It has been pointed out how environmentalists want two things which are contradictory: conservation (using less) and low prices (an incentive to use more).

By the way, any discussions between different suppliers in order to fix prices or manipulate the market are already highly illegal. If the DOJ hears of any case they’ll jump on your back right away. Accusations of collusion which would lead to price fixing have to be supported. you cannot just go around throwing accusations. If you have any proof you can make big bucks by reporting to the DOJ.

Ok, Sam. You’ve made an empirical claim and drawn a conclusion from it. You are correct that part of the problem in California is lack of infrastructure. Therefore, if the authorities set the price cap below the competitive price, that would be a bad thing.

But Sam. Another problem is that power suppliers have an incentive to WITHHOLD CAPACITY. (Apologies for the caps.) They did this last January and this Spring, when there was not an absolute shortage of infrastructure. The argument that I’ve given -that properly set price caps can remove the incentive to withhold output- is also elementary economics, as I’ve tried to stress. (Price caps on gasoline during the 1970s (or this year for that matter) had no such justification, BTW.)

waterj2:
There are a number of steps that can be taken. Appeals can be made to not use consumer appliances during peak times. Done that. Residential users who use lots of power (i.e. air conditioning) can face a much higher cost for power. Done that too. Real time pricing can be introduced. Status unknown. The latter would also have the knock-on effect of making the demand curve more elastic, thereby reducing the incentive to withhold capacity.

We could also launch an antitrust investigation. That might solve the problem in, oh, 8 years or so (not that this has been suggested here.)
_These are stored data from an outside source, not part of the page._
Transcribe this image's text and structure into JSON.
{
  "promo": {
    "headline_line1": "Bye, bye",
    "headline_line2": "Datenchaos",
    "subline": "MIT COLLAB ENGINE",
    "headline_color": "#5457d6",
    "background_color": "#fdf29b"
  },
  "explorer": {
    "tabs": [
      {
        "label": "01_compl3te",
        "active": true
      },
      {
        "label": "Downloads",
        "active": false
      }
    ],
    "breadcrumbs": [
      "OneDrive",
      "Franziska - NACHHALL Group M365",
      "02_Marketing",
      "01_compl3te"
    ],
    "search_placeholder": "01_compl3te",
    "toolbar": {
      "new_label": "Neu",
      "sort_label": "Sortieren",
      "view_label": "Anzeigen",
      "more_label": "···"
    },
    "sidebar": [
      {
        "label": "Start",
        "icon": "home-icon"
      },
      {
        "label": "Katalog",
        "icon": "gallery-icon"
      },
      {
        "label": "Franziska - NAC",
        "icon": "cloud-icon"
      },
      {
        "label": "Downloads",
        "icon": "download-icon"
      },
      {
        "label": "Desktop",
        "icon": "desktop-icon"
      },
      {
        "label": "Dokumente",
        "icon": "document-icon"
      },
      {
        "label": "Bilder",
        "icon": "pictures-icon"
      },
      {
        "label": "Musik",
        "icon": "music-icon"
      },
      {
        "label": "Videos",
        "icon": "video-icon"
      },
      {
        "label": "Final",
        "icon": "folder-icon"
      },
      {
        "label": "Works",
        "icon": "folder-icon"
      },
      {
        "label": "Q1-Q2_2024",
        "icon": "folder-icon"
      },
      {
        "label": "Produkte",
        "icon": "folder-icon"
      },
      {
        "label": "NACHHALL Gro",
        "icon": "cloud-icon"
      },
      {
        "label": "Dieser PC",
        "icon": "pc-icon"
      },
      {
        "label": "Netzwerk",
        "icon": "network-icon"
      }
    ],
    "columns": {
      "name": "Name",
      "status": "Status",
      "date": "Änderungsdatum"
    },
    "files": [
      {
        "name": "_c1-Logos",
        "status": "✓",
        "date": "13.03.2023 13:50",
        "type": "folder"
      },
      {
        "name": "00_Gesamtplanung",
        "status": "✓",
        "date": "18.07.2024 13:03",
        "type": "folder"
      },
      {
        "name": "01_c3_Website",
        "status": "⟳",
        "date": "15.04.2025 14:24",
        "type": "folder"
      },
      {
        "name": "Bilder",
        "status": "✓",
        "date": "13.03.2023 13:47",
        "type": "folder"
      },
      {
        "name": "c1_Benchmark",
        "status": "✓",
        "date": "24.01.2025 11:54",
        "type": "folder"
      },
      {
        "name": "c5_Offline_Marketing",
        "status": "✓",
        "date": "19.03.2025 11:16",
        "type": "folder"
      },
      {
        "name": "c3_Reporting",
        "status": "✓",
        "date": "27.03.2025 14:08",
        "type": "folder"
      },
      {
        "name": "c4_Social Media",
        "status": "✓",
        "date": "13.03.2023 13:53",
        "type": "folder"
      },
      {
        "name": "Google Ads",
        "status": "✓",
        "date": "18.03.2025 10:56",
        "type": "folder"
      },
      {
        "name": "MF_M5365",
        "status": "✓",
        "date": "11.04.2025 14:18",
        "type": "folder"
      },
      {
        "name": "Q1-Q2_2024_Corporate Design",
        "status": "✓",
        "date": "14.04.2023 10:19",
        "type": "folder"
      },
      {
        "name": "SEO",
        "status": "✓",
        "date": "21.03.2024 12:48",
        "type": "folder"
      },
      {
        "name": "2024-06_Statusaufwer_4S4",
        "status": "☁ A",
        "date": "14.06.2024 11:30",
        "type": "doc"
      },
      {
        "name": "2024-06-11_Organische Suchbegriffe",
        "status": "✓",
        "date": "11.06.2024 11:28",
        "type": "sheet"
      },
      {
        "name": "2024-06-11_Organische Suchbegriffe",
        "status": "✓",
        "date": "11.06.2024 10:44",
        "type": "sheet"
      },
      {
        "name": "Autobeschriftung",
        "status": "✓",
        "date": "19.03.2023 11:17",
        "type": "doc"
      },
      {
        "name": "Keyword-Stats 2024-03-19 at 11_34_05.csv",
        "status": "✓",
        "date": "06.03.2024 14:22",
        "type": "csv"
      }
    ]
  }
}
I suppose that we could also declare eminent domain over producers who have monopoly power. That would not include all independent power suppliers, BTW; some are very small. I’d rather not do this, but if Sam or waterj want to advocate it, that’s ok with me. :wink:

Of course, we can also approve a lot more power plants. Done that too. Of course, there’s the danger of having a glut of capacity in a few years; we might see some bankrupt power suppliers. Given the steepness of the short run demand and supply curves, price volatility would be expected even in an unregulated competitive market (with many suppliers). The answer to this problem does indeed lie in long term contracts. But it may be difficult to induce a buyer to sign such a contract when they can sell power for ten times what it costs to produce on a spot market.

What’s funny is that electrical production has been a regulated monopoly for some 50 years. It’s only with steps towards deregulation that these problems turned up. So advocating price caps in this context really isn’t that big a deal. Intellectual honesty also involves aknowledging that the preceding years of regulation were far superior to CA’s and Montana’s experience with deregulation.

My understanding is that successful implementations of deregulation have involved incentives to produce excess capacity (specifically in Britain). Sounds good, but I find it odd to call such an intervention “true deregulation”.

(Grey Davis: Wasn’t it the PUC who blocked the suppliers from signing long term contracts? Did Grey really play a role there? It wouldn’t necessarily surprise me; he’s really dragged his feet with the crisis. Not that W has made things easy for the guy.)

Sailor: I never asserted that suppliers had price discussions with one another. I asserted that closing a plant down for “repairs” essentially announces that you are withholding capacity, and allows for implicit collusion.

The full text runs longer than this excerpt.